Born: 8 October, 1922, in Leeds. Died: 6 August, 2009, in Edinburgh, aged 86.
JOHN Paterson had been ordained for less than 20 years when he was elected moderator of the Church of Scotland's General Assembly in 1984 – almost certainly the shortest-serving minister to occupy the chair.
Within minutes of assuming office he had to chair a tense debate on whether or not James Nelson, convicted of murdering his mother, should be allowed to be broadcast or whether, as Rev Bill Johnston of Colinton (a member of the BBC's Broadcasting Council for Scotland) put it: "Journalists with pens and notebooks were to be allowed to do report, but those with microphones and cameras were not."
It was decided to exclude the microphones and cameras from a debate which the assembly later described as being handled with great responsibility, in no small measure due to the manner in which it was led.
John Paterson was born in Leeds and educated at Hillhead High School in Glasgow. He was a fighter pilot with the RAF during the Second World War, and after demobilisation he qualified in insurance, and business took him to east Africa. He was present in 1958 when David Steel, who was to become moderator ten years before Paterson, preached his last sermon as minister of St Andrew's, Nairobi. Sensing then how vital the ministry was to Steel, Paterson began to feel the call to the ministry himself. He returned to Scotland and took degrees in arts and divinity at Edinburgh University while also acting as student assistant at St Cuthbert's in the city under Dr Leonard Small.
In 1964 he was inducted to St John's Church in Bathgate, and in 1970 moved to be minister of St Paul's Church in the affluent area of Milngavie outside Glasgow. He was to stay there for 17 years.
Paterson's business background made him a natural choice to be asked to be involved in the Church's financial affairs. He was convener of the General Assembly's board of stewardship and finance at a difficult time, when high inflation and escalating oil prices made huge demands on congregational finances, threatening contributions to the central funds of the Church.
If Paterson's insistence on financial prudence and the grave tone of the reports he presented to the General Assembly gave the impression of hardness and inflexibility, they were in marked contrast to his personal charm and sense of humour, reflecting more how seriously he saw the need for the Church to change. He won the Church's admiration and confidence.
Paterson became convener of the Assembly Council, set up to instigate change within the Church, and it was thought he would serve a full term in this role before allowing himself to be considered for moderator. However, the reception of his nomination reflected his qualities and popularity.
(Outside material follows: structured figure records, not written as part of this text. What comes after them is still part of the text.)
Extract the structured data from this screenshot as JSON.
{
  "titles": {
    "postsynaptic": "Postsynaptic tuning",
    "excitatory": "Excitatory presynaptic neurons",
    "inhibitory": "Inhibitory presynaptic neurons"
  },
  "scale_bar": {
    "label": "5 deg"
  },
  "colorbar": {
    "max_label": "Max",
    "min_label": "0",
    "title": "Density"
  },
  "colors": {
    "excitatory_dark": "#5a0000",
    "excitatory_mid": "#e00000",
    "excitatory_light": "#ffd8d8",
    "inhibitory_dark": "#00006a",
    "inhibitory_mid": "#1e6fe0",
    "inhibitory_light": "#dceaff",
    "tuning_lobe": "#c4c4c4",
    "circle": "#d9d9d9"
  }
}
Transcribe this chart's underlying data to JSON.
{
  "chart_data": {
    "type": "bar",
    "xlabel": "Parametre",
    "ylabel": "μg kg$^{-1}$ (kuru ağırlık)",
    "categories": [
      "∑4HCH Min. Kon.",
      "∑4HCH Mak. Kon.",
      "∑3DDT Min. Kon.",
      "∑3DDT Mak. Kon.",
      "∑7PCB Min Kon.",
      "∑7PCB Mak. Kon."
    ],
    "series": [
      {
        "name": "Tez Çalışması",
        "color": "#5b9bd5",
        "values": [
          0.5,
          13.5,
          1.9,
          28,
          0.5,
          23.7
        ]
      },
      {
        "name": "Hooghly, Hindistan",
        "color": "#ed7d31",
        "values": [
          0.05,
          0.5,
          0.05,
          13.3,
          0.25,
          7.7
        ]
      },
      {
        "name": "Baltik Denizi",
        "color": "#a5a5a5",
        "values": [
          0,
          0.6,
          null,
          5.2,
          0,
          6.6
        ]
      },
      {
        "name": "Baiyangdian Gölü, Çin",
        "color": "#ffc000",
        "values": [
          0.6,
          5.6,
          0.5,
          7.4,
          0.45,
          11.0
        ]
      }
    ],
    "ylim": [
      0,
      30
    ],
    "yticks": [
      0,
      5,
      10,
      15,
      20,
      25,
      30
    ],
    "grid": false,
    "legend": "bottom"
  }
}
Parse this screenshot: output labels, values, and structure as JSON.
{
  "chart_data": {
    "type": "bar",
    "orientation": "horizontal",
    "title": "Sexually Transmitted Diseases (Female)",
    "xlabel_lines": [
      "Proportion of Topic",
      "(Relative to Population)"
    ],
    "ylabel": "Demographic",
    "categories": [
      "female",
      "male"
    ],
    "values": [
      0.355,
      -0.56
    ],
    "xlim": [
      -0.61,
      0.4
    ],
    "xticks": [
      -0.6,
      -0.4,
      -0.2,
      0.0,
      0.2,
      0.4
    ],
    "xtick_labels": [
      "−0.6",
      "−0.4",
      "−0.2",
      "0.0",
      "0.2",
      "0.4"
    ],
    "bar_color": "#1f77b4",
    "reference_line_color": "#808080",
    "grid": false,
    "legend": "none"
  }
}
Addressing the assembly for the first time as moderator in 1984 he said he was there as "an ordinary parish minister, engaged like all other ordinary parish ministers in the privilege of preaching week by week, celebrating the sacraments and undertaking the daily round which goes on from a thousand manses up and down the land".
His moderatorial year was described as one of encouragement and challenge, which had left the Church with a wider vision and a new heart. During it, he took part in the historic gathering of all the Scottish Church leaders at Pentecost on the island of Iona, and he took the opportunity to return to Kenya to visit the Presbyterian Church of East Africa.
In 1986, Paterson was appointed convener of a special commission set up to examine the ethics of investment and banking. The commission endorsed the work of the country's financial community, in particular, commending ethically managed unit trusts. Among its other recommendations two years later were that the government should ensure that making adequate provision for education and healthcare was as significant as financial investment; that credit unions should be encouraged; and that while apartheid continued, people should refrain from investing where substantial profits came from South Africa. The commission also recommended writing off government-to-government debt to reduce the burden of repayment by third-world countries.
Paterson received a doctorate of divinity from Aberdeen University in 1986 and retired from St Paul's Milngavie the following year and moved to Edinburgh, where he became a member of St Giles' Cathedral. He was someone of considerable graciousness, whose pastoral attentiveness, considerable energy and unequivocal belief in the parish ministry benefited not only his two congregations but the Church at large. He is survived by his wife, Jill, whom he married in 1946 and his children, Elizabeth, Michael and Blair.